Tiger Global has invested a total of $3 billion in those two countries over the past four years. The firm calls India “one of the most attractive geographies for additional investments,” citing its large population, strong economic growth, positive demographic trends and low smartphone penetration. The two largest holdings among the private funds are Flipkart, an Indian e-commerce giant, and OlaCabs, known as the Uber of India.
Tiger Global has invested more than $1 billion in Flipkart, which works out to about 30 percent of the company, and $83 million in OlaCabs, for 19 percent of the company.
Meanwhile, Tiger Global’s hedge funds also invest in some of the private companies. For example, at the end of the first quarter, private equity accounted for 7.6 percent of the hedge funds’ total equity exposure. This was down from 10.9 percent at the end of the third quarter of 2014.
The public funds had invested in Chinese e-commerce giant Alibaba Group Holding before it went public in September 2014.
In April of this year, the hedge funds had invested $100 million alongside PIP IX in Flipkart.
Also, two of its private investments became major positions in the hedge funds after they went public: JD.com and Brooklyn, New York’s Etsy, the online crafts marketplace. Etsy remains heavily held by private funds, many of which didn’t sell shares in its IPO.

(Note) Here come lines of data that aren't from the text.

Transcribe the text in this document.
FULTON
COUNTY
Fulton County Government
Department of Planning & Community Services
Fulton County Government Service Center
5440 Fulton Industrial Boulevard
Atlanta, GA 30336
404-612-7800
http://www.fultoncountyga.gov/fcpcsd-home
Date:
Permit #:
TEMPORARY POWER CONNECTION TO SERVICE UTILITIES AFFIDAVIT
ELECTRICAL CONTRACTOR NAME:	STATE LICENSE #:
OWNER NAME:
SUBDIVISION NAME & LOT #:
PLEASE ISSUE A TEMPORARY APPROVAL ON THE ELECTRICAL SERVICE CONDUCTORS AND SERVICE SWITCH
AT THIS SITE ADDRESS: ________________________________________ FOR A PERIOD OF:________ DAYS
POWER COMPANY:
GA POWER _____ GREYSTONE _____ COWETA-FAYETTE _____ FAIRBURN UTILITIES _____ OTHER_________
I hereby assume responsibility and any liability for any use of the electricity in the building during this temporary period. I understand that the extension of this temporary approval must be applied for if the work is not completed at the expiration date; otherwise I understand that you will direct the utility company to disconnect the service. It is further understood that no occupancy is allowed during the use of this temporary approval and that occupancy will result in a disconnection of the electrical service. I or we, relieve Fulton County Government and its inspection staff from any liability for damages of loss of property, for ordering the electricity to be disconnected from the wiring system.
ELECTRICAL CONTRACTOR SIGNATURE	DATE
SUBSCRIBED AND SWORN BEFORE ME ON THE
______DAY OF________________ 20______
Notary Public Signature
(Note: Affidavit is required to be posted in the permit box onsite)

In the private funds’ second-quarter letter, Tiger Global explained the importance of aligning its private portfolio of 120 companies within consumer Internet, software and fintech, with the public portfolio’s investment themes “ensuring broad coordination across our organization’s research efforts.”
The letter added, “Our belief is that a focused, aligned and simple investment strategy will help us maximize the returns we are capable of generating at Tiger Global.”